I received this question from an email correspondent on my Fesko review:
> Hi Paul,
> Thanks for the review of the Fesko book.
> I have some questions about it, if
> you have time to answer.
> Does he go into much depth about belief in sola fide
> between the apostolic era and the Reformation?
Depends on what you mean by "in depth," he has about 13 pages on that era, starting from 100 AD. Given what you've studied on this issue, I'm inclined to say that it's not that "in depth" *for you*.
> How would you summarize his
> position on that issue?
On the early Church Fathers (100-600): He agrees with Berkof that the early church fathers are indefinite, incomplete, and sometimes self-contradictory and erroneous wrt their understanding of justification. But he notes that one can find a number of significant statements that show they had a basic understanding of justification by faith. He finds a clear affirmation of the centrality of faith. And he sees a major strand of justification where the meaning is forensic, non-imputation of sin, and imputation of righteousness. He also comments that to criticize them for not using Reformation language is problematic as a critique.
He then spends a few pages on Augustine and Pelagius, discusses that debate briefly, but notes that however helpful Augustine was dealing with Pelagianism, he had his own problems and jumbled justification and sanctification together, mainly due to his realism.

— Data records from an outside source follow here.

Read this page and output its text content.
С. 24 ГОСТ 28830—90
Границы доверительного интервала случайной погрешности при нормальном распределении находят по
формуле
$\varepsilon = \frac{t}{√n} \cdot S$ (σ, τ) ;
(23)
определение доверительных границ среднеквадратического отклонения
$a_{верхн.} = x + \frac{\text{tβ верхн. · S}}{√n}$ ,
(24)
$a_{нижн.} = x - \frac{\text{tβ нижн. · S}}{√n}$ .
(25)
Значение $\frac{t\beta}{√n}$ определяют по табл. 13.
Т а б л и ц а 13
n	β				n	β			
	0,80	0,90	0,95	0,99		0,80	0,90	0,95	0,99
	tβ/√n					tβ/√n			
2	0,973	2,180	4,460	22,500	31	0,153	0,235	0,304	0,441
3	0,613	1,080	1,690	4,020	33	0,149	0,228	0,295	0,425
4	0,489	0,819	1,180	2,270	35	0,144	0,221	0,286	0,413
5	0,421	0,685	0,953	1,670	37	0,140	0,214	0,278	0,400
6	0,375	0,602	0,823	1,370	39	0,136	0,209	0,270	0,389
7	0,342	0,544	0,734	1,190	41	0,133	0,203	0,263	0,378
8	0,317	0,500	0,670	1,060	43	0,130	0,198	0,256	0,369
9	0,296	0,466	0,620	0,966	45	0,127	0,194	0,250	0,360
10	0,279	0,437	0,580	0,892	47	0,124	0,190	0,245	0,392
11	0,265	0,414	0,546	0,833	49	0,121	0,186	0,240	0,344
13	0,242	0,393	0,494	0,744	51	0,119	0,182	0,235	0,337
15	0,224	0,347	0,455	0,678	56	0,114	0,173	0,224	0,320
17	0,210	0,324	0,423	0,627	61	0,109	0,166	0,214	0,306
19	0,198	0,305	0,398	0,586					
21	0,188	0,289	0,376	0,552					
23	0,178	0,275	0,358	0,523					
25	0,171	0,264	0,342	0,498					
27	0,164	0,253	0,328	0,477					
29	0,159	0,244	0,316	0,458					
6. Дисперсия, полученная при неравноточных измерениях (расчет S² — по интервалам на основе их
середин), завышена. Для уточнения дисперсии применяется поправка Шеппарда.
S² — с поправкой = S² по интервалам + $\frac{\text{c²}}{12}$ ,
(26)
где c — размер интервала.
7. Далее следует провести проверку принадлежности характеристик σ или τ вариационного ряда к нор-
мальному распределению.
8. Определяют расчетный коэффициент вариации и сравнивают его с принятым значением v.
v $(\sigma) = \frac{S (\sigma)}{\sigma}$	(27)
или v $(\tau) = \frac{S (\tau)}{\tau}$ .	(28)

After 600: He then finds this problem, the mixing of justification and sanctification, in many of the statements on justification after Augustine due to nominalism and 5 other features. He discusses Aquinas and Scotus (finding early hints of a use covenantal categories in the later, though still problematic as to the *nature* of justification) specifically in the section after semi-Pelagianism and Later Augustinianism. He finds the beginnings of a more forensic and Reformational understanding in those like Bradwardine and Rimini. That takes him into the section on the Reformation.
> Does he cite many primary documents or scholarship in
> support of his conclusions about sola fide in that timeframe?
Yes he does. He obviously pulls from the usual secondary sources, as well as some lesser known ones, but he cites directly (or refers directly to) primary sources from: Chrysostom, Clkement, Gregory of Nazanzus, Justin, Tertullian, Pelagius, Augustine, Aquinas, Bradwardine and Rimini. He cites the Epistle of Barnabas and the Synod of Orange too.
> My impression is that most books on justification through faith alone
> ignore that issue or don't say enough about it. The chapter titles you
> listed seem promising, since they mention church history, Catholicism, and
> Orthodoxy. But I'm wondering what level of detail he goes into.
Since I think it's somewhat person relative how much "detail" one thinks one has gone into,. I hope the above has been somewhat helpful.
Since you didn't ask me about RCC and EO, I won't spend much time there, but he goes into much more detail in those chapters than he did from 100 - 1500 AD. His chapter on the RCC is over 40 pages I believe. Btw, I found him to be extremely charitable with all of his opponents. He was not given to rhetoric and polemics...well, maybe in one or two places he snuck in a jab, but that's not bad out of 400 pages!
> Just give me your general
> impressions, if you have time to do that.
As I am not nearly as well-read in matters of historical (or early historical to be more precise) theology as you are, I thought the information helpful for the purposes he needed.
Of course, I got the book for more reasons than early church history (!), and to that end my impressions are impressed. :-) I thought his dealings with the NPP particularly helpful and illumination, as well as his use of the to-age construct; but, that goes beyond your questions.